La ricerca ha analizzato i dati di 132 multinazionali americane e coinvolto 34 mila impiegati di entrambi i sessi. Nonostante si parli di una realtà avanzata dove le donne non subiscono condizionamenti da attività domestiche di alcun genere, i ricercatori hanno rilevato che “ad ogni livello le donne sono meno interessate a diventare top executive e chi ne ha la volontà è meno convinta degli uomini di potercela fare”.
Sempre secondo questo lavoro alla base del mancato raggiungimento dei vertici aziendali da parte delle donne c’è anche una particolare scelta del percorso di carriera. Le donne preferiscono le cosiddette “funzioni di staff” ovvero di supporto all’attività aziendale come il settore legale, le risorse umane o l’information technology, piuttosto che le funzioni in cui si è responsabili di settori economici o di un business (che sono la via maestra per arrivare al top management).
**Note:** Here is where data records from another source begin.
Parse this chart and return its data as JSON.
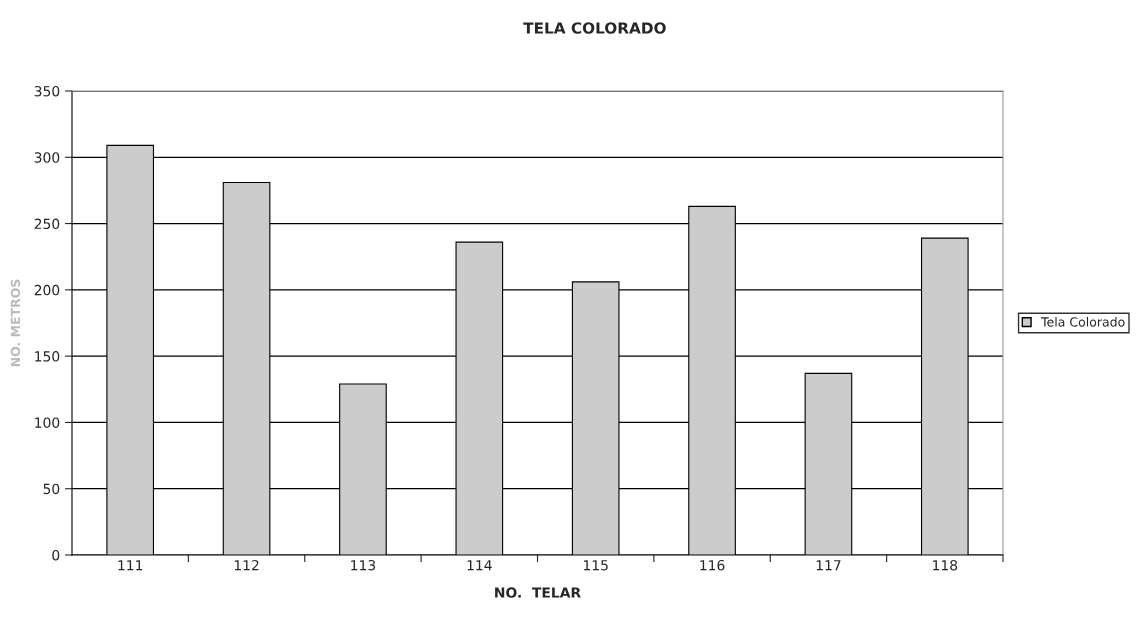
{
  "chart_data": {
    "type": "bar",
    "title": "TELA COLORADO",
    "xlabel": "NO.  TELAR",
    "ylabel": "NO. METROS",
    "categories": [
      "111",
      "112",
      "113",
      "114",
      "115",
      "116",
      "117",
      "118"
    ],
    "series": [
      {
        "name": "Tela Colorado",
        "color": "#cccccc",
        "values": [
          309,
          281,
          129,
          236,
          206,
          263,
          137,
          239
        ]
      }
    ],
    "ylim": [
      0,
      350
    ],
    "yticks": [
      0,
      50,
      100,
      150,
      200,
      250,
      300,
      350
    ],
    "grid": "y",
    "legend": "right"
  }
}
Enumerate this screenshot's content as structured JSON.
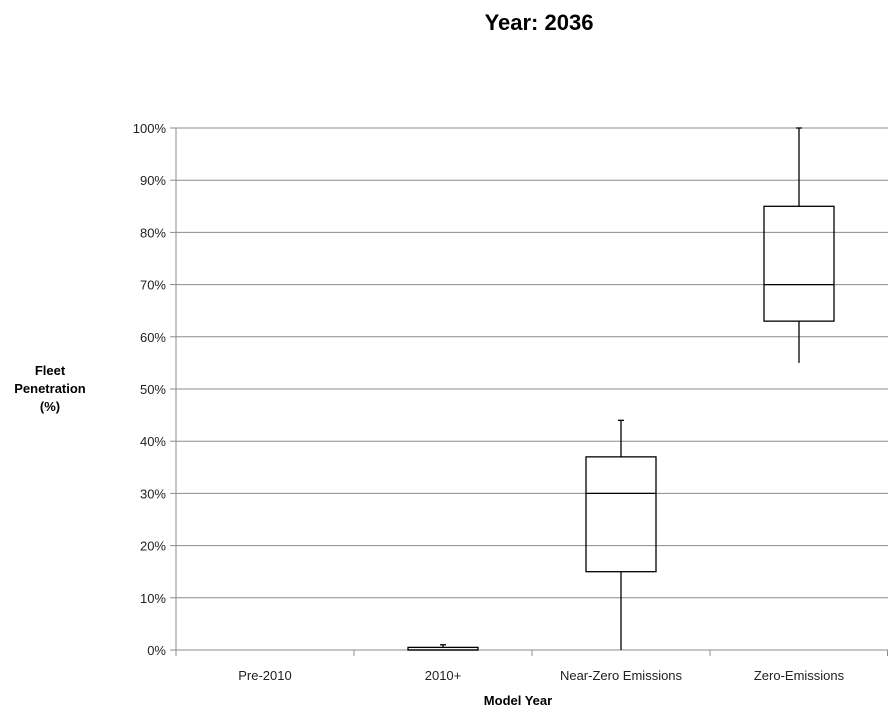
{
  "chart_data": {
    "type": "boxplot",
    "title": "Year: 2036",
    "xlabel": "Model Year",
    "ylabel_lines": [
      "Fleet",
      "Penetration",
      "(%)"
    ],
    "ylim": [
      0,
      100
    ],
    "yticks": [
      0,
      10,
      20,
      30,
      40,
      50,
      60,
      70,
      80,
      90,
      100
    ],
    "ytick_labels": [
      "0%",
      "10%",
      "20%",
      "30%",
      "40%",
      "50%",
      "60%",
      "70%",
      "80%",
      "90%",
      "100%"
    ],
    "grid": true,
    "categories": [
      "Pre-2010",
      "2010+",
      "Near-Zero Emissions",
      "Zero-Emissions"
    ],
    "boxes": [
      {
        "category": "Pre-2010",
        "min": 0,
        "q1": 0,
        "median": 0,
        "q3": 0,
        "max": 0
      },
      {
        "category": "2010+",
        "min": 0,
        "q1": 0,
        "median": 0,
        "q3": 0.5,
        "max": 1
      },
      {
        "category": "Near-Zero Emissions",
        "min": 0,
        "q1": 15,
        "median": 30,
        "q3": 37,
        "max": 44
      },
      {
        "category": "Zero-Emissions",
        "min": 55,
        "q1": 63,
        "median": 70,
        "q3": 85,
        "max": 100
      }
    ]
  }
}
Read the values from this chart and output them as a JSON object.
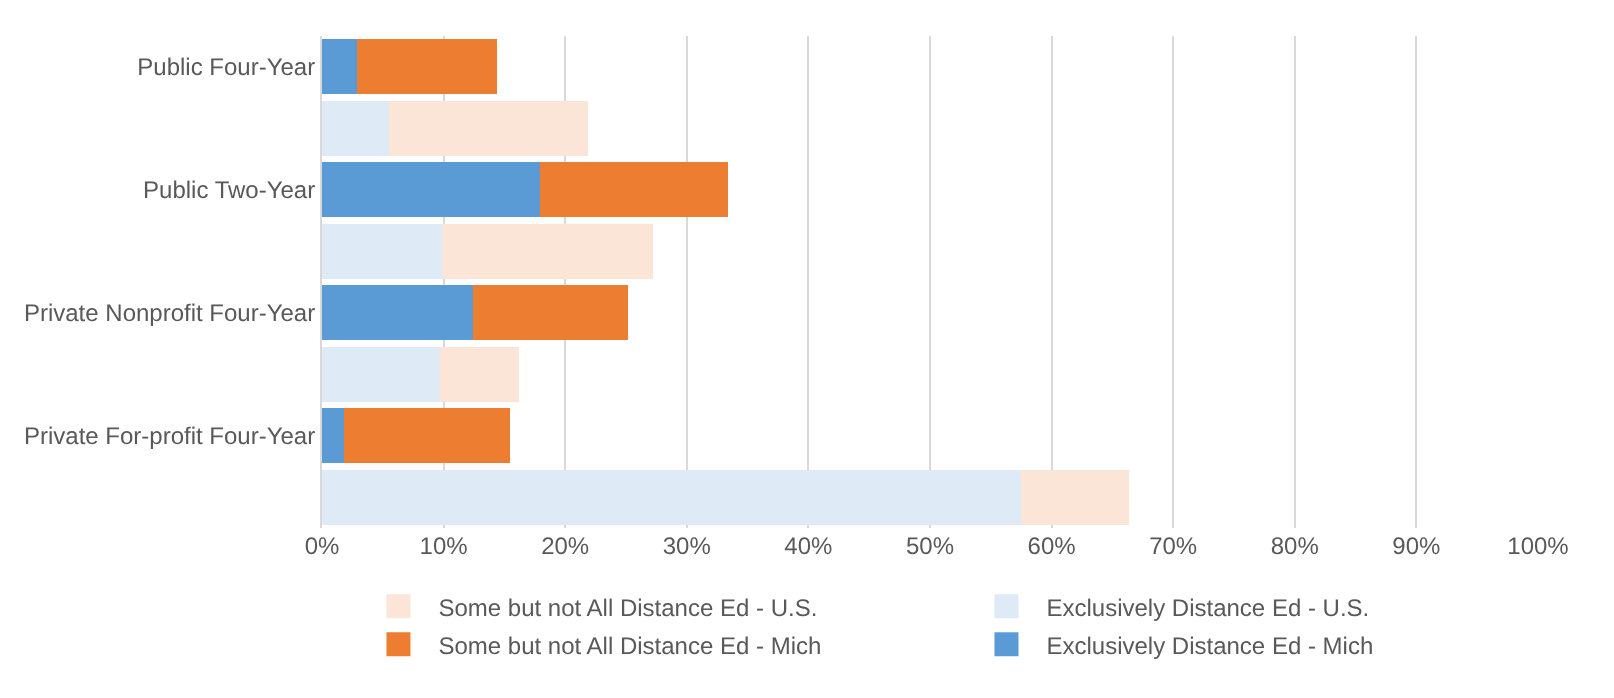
{
  "chart_data": {
    "type": "bar",
    "orientation": "horizontal",
    "stacked": true,
    "categories": [
      "Public Four-Year",
      null,
      "Public Two-Year",
      null,
      "Private Nonprofit Four-Year",
      null,
      "Private For-profit Four-Year",
      null
    ],
    "series": [
      {
        "name": "Exclusively Distance Ed - Mich",
        "color": "#5b9bd5",
        "values": [
          2.9,
          null,
          17.9,
          null,
          12.4,
          null,
          1.8,
          null
        ]
      },
      {
        "name": "Some but not All Distance Ed - Mich",
        "color": "#ed7d31",
        "values": [
          11.5,
          null,
          15.5,
          null,
          12.8,
          null,
          13.7,
          null
        ]
      },
      {
        "name": "Exclusively Distance Ed - U.S.",
        "color": "#deebf7",
        "values": [
          null,
          5.5,
          null,
          9.9,
          null,
          9.7,
          null,
          57.5
        ]
      },
      {
        "name": "Some but not All Distance Ed - U.S.",
        "color": "#fbe5d6",
        "values": [
          null,
          16.4,
          null,
          17.3,
          null,
          6.5,
          null,
          8.9
        ]
      }
    ],
    "xlim": [
      0,
      100
    ],
    "xticks": [
      {
        "value": 0,
        "label": "0%"
      },
      {
        "value": 10,
        "label": "10%"
      },
      {
        "value": 20,
        "label": "20%"
      },
      {
        "value": 30,
        "label": "30%"
      },
      {
        "value": 40,
        "label": "40%"
      },
      {
        "value": 50,
        "label": "50%"
      },
      {
        "value": 60,
        "label": "60%"
      },
      {
        "value": 70,
        "label": "70%"
      },
      {
        "value": 80,
        "label": "80%"
      },
      {
        "value": 90,
        "label": "90%"
      },
      {
        "value": 100,
        "label": "100%"
      }
    ],
    "grid": "x",
    "legend": "bottom"
  }
}
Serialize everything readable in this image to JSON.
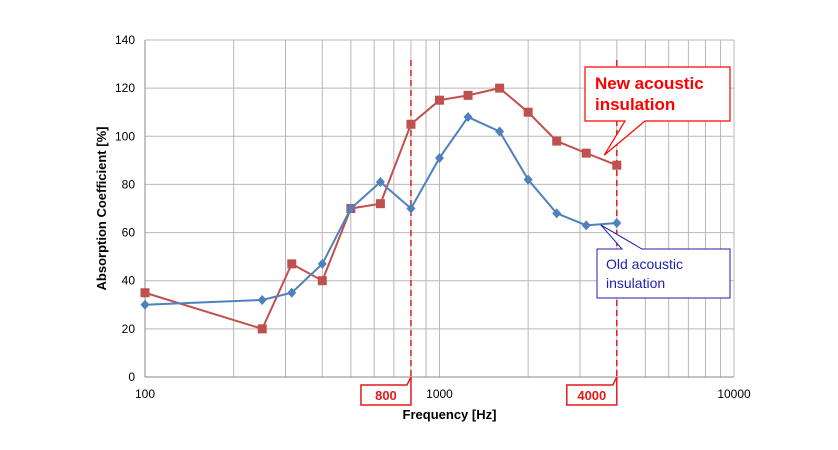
{
  "chart_data": {
    "type": "line",
    "x_scale": "log",
    "xlabel": "Frequency [Hz]",
    "ylabel": "Absorption Coefficient [%]",
    "xlim": [
      100,
      10000
    ],
    "ylim": [
      0,
      140
    ],
    "x_tick_labels": [
      "100",
      "1000",
      "10000"
    ],
    "y_tick_labels": [
      "0",
      "20",
      "40",
      "60",
      "80",
      "100",
      "120",
      "140"
    ],
    "grid": true,
    "series": [
      {
        "name": "New acoustic insulation",
        "color": "#c0504d",
        "marker": "square",
        "x": [
          100,
          250,
          315,
          400,
          500,
          630,
          800,
          1000,
          1250,
          1600,
          2000,
          2500,
          3150,
          4000
        ],
        "y": [
          35,
          20,
          47,
          40,
          70,
          72,
          105,
          115,
          117,
          120,
          110,
          98,
          93,
          88
        ]
      },
      {
        "name": "Old acoustic insulation",
        "color": "#4f81bd",
        "marker": "diamond",
        "x": [
          100,
          250,
          315,
          400,
          500,
          630,
          800,
          1000,
          1250,
          1600,
          2000,
          2500,
          3150,
          4000
        ],
        "y": [
          30,
          32,
          35,
          47,
          70,
          81,
          70,
          91,
          108,
          102,
          82,
          68,
          63,
          64
        ]
      }
    ],
    "reference_lines": [
      {
        "x": 800,
        "label": "800",
        "color": "#e31a1c"
      },
      {
        "x": 4000,
        "label": "4000",
        "color": "#e31a1c"
      }
    ],
    "callouts": {
      "new": {
        "lines": [
          "New acoustic",
          "insulation"
        ],
        "color": "#ff0000",
        "border": "#ff0000",
        "points_to_x": 3150
      },
      "old": {
        "lines": [
          "Old acoustic",
          "insulation"
        ],
        "color": "#1f1fb0",
        "border": "#1f1fb0",
        "points_to_x": 4000
      }
    }
  }
}
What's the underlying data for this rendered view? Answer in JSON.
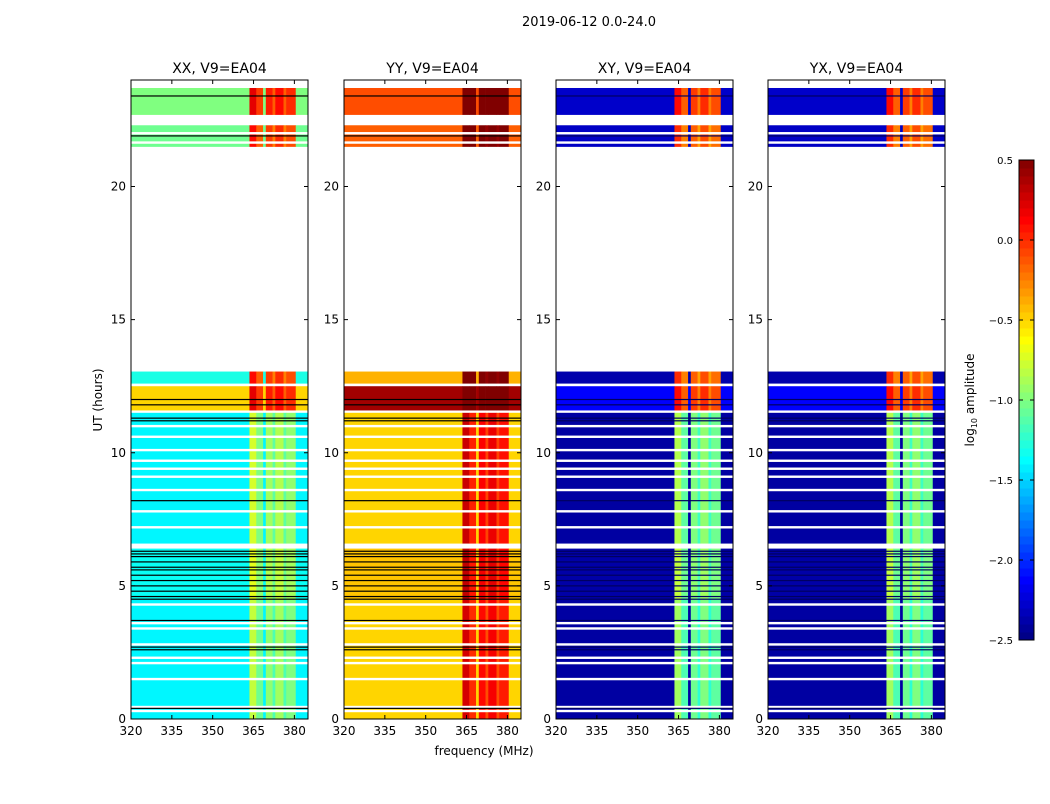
{
  "chart_data": {
    "type": "heatmap",
    "suptitle": "2019-06-12 0.0-24.0",
    "xlabel": "frequency (MHz)",
    "ylabel": "UT (hours)",
    "xlim": [
      320,
      385
    ],
    "ylim": [
      0,
      24
    ],
    "xticks": [
      "320",
      "335",
      "350",
      "365",
      "380"
    ],
    "xtick_values": [
      320,
      335,
      350,
      365,
      380
    ],
    "yticks": [
      "0",
      "5",
      "10",
      "15",
      "20"
    ],
    "ytick_values": [
      0,
      5,
      10,
      15,
      20
    ],
    "colorbar": {
      "label_main": "log",
      "label_sub": "10",
      "label_tail": " amplitude",
      "range": [
        -2.5,
        0.5
      ],
      "ticks": [
        "0.5",
        "0.0",
        "−0.5",
        "−1.0",
        "−1.5",
        "−2.0",
        "−2.5"
      ],
      "tick_values": [
        0.5,
        0.0,
        -0.5,
        -1.0,
        -1.5,
        -2.0,
        -2.5
      ],
      "colormap": "jet"
    },
    "freq_bands": [
      {
        "range": [
          320,
          363.5
        ],
        "inband": false
      },
      {
        "range": [
          363.5,
          366
        ],
        "inband": true,
        "extra": 0.25
      },
      {
        "range": [
          366,
          368.5
        ],
        "inband": true,
        "extra": 0.0
      },
      {
        "range": [
          368.5,
          369.5
        ],
        "inband": false
      },
      {
        "range": [
          369.5,
          372
        ],
        "inband": true,
        "extra": 0.1
      },
      {
        "range": [
          372,
          373
        ],
        "inband": true,
        "extra": -0.1
      },
      {
        "range": [
          373,
          376
        ],
        "inband": true,
        "extra": 0.15
      },
      {
        "range": [
          376,
          377
        ],
        "inband": true,
        "extra": -0.1
      },
      {
        "range": [
          377,
          380.5
        ],
        "inband": true,
        "extra": 0.05
      },
      {
        "range": [
          380.5,
          385
        ],
        "inband": false
      }
    ],
    "time_segments": [
      {
        "range": [
          0,
          4.5
        ],
        "base_boost": 0,
        "band_boost": 0
      },
      {
        "range": [
          4.5,
          6.4
        ],
        "base_boost": 0.05,
        "band_boost": 0.1
      },
      {
        "range": [
          6.6,
          11.5
        ],
        "base_boost": 0,
        "band_boost": 0.05
      },
      {
        "range": [
          11.6,
          12.5
        ],
        "base_boost": 0.9,
        "band_boost": 1.0
      },
      {
        "range": [
          12.6,
          13.05
        ],
        "base_boost": 0.1,
        "band_boost": 0.9
      },
      {
        "range": [
          21.5,
          22.3
        ],
        "base_boost": 0.35,
        "band_boost": 0.9
      },
      {
        "range": [
          22.7,
          23.7
        ],
        "base_boost": 0.4,
        "band_boost": 1.0
      }
    ],
    "flagged_rows": [
      0.3,
      0.45,
      1.5,
      2.1,
      2.3,
      2.8,
      3.4,
      3.6,
      4.3,
      6.5,
      7.2,
      7.8,
      8.6,
      9.1,
      9.4,
      9.7,
      10.1,
      10.6,
      11.0,
      12.55,
      21.65,
      22.0
    ],
    "dark_rows": [
      0.4,
      2.6,
      2.7,
      3.7,
      4.5,
      4.6,
      4.8,
      5.0,
      5.2,
      5.4,
      5.6,
      5.7,
      5.9,
      6.1,
      6.2,
      6.3,
      8.2,
      11.2,
      11.3,
      11.8,
      12.0,
      21.9,
      23.4
    ],
    "series": [
      {
        "name": "XX, V9=EA04",
        "base": -1.4,
        "inband": -1.05
      },
      {
        "name": "YY, V9=EA04",
        "base": -0.5,
        "inband": 0.0
      },
      {
        "name": "XY, V9=EA04",
        "base": -2.4,
        "inband": -1.15
      },
      {
        "name": "YX, V9=EA04",
        "base": -2.4,
        "inband": -1.15
      }
    ]
  }
}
Ribadisco, quindi, che obbligare per legge uomini e donne ad essere uguali, oltre che essere innaturale, mina soprattutto libertà individuali fondamentali.
Suvvia Signori! La parità di genere in campo lavorativo necessita di altre innovazioni, anche legislative, ben più incisive di questo “pannicello caldo” che è il Ddl Fedeli.
Per fortuna il progetto di inserire questa norma nella prossima legge di bilancio è stato bloccato, sicuramente per motivazioni economiche (gli attuali due giorni di permesso costano oltre 50 milioni annui) e probabilmente il congedo paterno sarà aumentato solo di qualche giorno (5 giorni?).
Invece di occuparsi di “mammi” e di proporre irrealistiche riforme previdenziali gli unici compiti del prof. Boeri sono quelli di rendere efficiente l’Inps, il più grande ente previdenziale europeo, di definire la vera mission dell’istituto che è quella di amministrare con trasparenza i versamenti dei lavoratori e dei datori di lavoro e non destinarli ad altre operazioni quali, ad esempio, liquidare pensioni sociali che non hanno mai versato un centesimo di contributo, oppure occuparsi della cassa integrazione sottraendo fondi alla previdenza la quale deve essere nettamente separata dall’assistenza che deve essere completamente a carico della fiscalità generale.